10.5 Grouping and Ungrouping Cells

Grouping a cell range helps to fold your spreadsheet into parts. This makes your spreadsheets more readable, as you can hide all the parts you are not currently interested in. It is possible to group rows or columns and nest groups in other groups.

To group a range, proceed as follows:

Procedure 10.5: Grouping a Selected Cell Range
  1. Select a cell range in your spreadsheet.

  2. Select Data › Group and Outline › Group. A dialog appears.

  3. Decide if you want to group your selected range as row or as column. Confirm with OK.

After grouping selected cells, a line indicating the grouped cell range appears in the upper-left margin. Fold or unfold the cell range with the + and - icons.

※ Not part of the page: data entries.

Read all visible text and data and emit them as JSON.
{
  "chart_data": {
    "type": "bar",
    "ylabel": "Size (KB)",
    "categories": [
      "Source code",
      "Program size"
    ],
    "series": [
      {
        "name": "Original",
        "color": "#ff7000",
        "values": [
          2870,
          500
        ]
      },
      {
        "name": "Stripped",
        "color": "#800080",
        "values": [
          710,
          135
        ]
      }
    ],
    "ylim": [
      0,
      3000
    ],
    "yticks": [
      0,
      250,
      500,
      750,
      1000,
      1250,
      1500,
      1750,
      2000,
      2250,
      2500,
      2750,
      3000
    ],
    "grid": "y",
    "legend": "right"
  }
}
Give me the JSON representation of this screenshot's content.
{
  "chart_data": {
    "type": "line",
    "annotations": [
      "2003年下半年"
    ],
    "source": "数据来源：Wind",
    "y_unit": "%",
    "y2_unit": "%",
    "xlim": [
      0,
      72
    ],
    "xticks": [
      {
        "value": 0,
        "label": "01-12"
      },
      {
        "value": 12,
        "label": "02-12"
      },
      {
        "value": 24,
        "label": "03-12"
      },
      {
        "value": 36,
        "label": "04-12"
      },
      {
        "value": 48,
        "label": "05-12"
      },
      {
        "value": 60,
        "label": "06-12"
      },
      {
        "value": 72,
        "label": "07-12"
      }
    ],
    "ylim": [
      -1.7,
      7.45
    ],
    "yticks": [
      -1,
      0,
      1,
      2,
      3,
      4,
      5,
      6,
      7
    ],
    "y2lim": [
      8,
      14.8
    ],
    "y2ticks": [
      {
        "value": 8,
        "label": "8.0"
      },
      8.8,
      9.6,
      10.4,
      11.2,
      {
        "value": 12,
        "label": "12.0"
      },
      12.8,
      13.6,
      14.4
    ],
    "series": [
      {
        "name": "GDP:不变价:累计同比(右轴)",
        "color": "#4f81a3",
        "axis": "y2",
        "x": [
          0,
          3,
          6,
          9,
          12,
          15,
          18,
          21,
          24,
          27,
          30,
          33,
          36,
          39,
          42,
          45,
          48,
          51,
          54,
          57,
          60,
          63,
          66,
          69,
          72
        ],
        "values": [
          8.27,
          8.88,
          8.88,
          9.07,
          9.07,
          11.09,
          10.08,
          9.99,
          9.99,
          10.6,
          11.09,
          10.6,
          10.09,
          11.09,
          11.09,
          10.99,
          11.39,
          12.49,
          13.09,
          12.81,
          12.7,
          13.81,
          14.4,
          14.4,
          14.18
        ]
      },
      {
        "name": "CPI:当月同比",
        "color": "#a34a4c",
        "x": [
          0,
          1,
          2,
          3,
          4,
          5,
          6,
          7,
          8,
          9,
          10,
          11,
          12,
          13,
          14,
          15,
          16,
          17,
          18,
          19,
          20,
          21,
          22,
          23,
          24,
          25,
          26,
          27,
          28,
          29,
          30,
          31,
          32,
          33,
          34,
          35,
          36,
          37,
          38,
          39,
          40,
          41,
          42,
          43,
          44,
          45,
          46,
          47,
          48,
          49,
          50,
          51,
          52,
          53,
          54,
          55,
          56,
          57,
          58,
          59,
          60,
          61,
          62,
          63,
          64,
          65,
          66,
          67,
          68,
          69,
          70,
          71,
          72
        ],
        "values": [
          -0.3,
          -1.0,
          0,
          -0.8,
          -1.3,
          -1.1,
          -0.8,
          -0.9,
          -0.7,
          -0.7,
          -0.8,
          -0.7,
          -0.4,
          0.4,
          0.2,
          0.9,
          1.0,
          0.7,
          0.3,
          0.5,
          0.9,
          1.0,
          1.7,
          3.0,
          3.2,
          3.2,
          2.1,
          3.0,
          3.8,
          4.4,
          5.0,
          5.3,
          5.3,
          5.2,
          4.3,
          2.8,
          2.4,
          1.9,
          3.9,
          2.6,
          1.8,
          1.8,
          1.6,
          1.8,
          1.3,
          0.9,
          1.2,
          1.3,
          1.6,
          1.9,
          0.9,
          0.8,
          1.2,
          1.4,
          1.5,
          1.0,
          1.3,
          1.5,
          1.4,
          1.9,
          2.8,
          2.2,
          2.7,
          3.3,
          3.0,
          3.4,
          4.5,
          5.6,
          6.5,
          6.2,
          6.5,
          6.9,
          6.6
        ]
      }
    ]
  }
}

The numbers at the top left of the margins display the depth of your groups and can be clicked too.

To ungroup a cell range, click into a cell which belongs to a group and select Data › Group and Outline › Ungroup. The line in the margin disappears. The innermost group is always deleted first.

10.6 Freezing Rows or Columns as Headers

If you have a spreadsheet with lots of data, scrolling makes your header usually disappear. LibreOffice can lock rows or columns or both, so they remain fixed as you scroll around.

To freeze a single row or a single column, proceed as follows:

Procedure 10.6: Freezing a Single Row or Column
  1. To create a frozen area before a row, click the header of the row (1, 2, 3, ...).

    To create a frozen area above a column, click the header of the column (A, B, C, ...).

  2. Select Window › Freeze. A dark line appears, indicating which area is frozen.

It is also possible to freeze both rows and columns:

Procedure 10.7: Freezing Row and Column
  1. Click into the cell to the right of the column and below the row you want frozen. For example, if your header occupies the space from A1 to B3, click cell C4.

  2. Select Window › Freeze. A dark line appears, indicating which area is frozen.

To unfreeze, select Window › Freeze. The check mark in the menu then disappears.